Hubo un silencio tenso, donde sólo se escuchaba mi respiración agitada. Sabía que estaba fuera de control, pero no me importaba. Todo lo que quería era destruir a ese malnacido antes de que me destruyera a mí.

Ella asintió lentamente, cruzándose de brazos mientras me miraba con cautela. Creo que nunca me había visto así, completamente fuera de control, decidido a hundir a cualquiera que se interpusiera en mi camino.
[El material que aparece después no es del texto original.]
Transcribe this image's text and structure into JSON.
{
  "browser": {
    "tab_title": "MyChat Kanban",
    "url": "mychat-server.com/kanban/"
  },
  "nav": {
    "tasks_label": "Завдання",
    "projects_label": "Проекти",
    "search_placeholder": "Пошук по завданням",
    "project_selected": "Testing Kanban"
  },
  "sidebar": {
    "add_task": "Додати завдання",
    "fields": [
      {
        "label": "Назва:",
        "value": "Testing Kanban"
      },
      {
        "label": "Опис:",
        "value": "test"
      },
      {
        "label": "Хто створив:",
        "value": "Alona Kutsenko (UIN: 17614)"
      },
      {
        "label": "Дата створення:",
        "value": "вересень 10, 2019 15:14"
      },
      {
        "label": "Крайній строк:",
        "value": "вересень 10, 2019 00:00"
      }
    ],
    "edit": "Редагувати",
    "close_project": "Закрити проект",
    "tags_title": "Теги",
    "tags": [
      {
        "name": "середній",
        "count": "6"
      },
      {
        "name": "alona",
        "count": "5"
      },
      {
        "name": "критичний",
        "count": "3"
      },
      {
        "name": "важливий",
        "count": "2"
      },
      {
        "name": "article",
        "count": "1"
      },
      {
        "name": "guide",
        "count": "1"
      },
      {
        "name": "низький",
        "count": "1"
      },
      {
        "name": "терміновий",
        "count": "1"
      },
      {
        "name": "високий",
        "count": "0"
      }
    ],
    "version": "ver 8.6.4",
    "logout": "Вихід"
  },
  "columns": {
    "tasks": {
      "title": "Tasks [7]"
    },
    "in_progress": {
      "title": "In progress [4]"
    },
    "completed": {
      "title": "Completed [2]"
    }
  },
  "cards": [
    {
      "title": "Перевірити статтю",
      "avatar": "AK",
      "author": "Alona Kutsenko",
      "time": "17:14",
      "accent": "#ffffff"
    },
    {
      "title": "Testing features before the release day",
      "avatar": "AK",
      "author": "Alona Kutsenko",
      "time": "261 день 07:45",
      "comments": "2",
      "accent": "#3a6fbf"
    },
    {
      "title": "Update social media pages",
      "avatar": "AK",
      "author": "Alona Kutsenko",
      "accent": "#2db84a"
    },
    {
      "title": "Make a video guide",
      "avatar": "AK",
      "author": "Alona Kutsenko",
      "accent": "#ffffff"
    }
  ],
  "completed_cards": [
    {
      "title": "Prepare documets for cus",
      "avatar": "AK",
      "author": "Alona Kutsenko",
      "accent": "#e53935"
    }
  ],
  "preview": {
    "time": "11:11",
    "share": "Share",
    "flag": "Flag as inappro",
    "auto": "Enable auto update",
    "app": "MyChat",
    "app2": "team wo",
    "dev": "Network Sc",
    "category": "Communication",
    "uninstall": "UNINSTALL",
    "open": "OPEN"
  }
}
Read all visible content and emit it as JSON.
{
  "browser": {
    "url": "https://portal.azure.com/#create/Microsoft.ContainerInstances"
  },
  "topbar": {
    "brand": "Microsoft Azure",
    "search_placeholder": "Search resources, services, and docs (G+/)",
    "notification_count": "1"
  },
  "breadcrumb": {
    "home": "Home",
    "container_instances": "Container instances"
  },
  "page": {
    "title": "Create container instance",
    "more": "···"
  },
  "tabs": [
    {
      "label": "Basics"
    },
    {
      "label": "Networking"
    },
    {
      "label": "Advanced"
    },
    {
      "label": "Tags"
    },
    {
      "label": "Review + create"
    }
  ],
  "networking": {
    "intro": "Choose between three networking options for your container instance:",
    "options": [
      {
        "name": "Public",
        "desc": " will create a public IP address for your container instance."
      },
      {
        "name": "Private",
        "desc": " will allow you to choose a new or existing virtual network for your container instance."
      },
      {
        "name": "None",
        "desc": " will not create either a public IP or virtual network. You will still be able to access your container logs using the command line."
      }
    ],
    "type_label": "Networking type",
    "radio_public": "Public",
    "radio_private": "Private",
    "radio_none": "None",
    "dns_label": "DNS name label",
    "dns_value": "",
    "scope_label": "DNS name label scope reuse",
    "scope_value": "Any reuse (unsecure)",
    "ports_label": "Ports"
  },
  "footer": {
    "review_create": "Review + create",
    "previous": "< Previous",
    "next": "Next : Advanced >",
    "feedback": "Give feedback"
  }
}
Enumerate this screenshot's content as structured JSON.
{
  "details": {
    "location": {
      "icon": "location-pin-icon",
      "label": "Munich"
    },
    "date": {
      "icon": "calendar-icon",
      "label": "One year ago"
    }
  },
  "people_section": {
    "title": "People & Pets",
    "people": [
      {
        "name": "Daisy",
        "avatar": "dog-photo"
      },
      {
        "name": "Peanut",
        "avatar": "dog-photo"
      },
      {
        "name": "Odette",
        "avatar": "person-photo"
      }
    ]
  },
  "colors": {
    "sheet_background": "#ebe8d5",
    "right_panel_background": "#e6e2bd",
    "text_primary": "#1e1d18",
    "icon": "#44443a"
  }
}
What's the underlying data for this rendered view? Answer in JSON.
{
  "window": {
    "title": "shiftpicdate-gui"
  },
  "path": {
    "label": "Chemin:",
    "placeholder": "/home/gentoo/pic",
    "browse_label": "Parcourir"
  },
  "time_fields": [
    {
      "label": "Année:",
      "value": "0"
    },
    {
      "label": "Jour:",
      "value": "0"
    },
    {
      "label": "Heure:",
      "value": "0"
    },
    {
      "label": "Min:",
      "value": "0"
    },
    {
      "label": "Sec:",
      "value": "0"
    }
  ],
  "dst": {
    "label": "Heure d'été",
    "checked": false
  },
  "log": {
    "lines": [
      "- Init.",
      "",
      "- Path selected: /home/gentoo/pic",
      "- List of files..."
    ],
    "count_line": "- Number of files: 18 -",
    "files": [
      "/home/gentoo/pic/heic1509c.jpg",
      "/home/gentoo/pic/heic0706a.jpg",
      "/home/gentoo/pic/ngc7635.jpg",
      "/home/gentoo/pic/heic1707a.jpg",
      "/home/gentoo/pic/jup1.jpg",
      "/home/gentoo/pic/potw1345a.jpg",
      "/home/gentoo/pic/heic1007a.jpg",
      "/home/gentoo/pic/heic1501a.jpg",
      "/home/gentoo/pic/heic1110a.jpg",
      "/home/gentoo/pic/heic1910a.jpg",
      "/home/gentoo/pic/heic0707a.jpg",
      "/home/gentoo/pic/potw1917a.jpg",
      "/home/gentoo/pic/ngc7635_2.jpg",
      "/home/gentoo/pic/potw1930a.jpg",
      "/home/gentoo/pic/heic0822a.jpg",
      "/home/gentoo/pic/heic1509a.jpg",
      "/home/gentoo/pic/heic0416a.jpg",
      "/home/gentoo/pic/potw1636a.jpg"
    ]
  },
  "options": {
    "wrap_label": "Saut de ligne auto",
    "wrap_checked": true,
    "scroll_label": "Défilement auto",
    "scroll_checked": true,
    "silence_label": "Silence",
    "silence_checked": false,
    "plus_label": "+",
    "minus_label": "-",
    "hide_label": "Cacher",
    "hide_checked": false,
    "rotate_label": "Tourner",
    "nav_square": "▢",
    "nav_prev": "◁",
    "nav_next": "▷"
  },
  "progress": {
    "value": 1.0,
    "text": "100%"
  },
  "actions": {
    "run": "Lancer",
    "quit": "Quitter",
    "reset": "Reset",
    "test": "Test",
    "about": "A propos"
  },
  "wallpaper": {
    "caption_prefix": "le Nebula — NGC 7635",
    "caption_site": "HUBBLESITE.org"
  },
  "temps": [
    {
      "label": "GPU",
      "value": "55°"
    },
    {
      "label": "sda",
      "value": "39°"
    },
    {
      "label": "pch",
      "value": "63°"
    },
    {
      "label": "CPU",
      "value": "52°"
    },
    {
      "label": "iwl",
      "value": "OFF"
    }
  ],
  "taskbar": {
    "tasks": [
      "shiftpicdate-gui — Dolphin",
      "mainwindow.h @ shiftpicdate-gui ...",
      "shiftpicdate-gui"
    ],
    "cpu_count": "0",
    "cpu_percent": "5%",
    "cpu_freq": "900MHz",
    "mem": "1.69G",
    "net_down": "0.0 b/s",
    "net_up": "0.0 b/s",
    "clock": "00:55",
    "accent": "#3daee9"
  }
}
— Te las daré. Pero ten cuidado — su voz ahora sonaba más contenida— Estás en la mira. Si te mueves de manera sospechosa, sabrán que fuiste tú.

—No me importa —respondí, con una frialdad que me sorprendió hasta a mí— Sólo envíame los malditos documentos.

Di la vuelta bruscamente, sin esperar respuesta, y salí de su oficina con la misma furia con la que había entrado. Cada paso que daba se replicaba en mi cabeza como un eco de la rabia que me estaba carcomiendo por dentro. No había marcha atrás. Había cruzado una línea de la que no podría regresar. Pero no me importaba.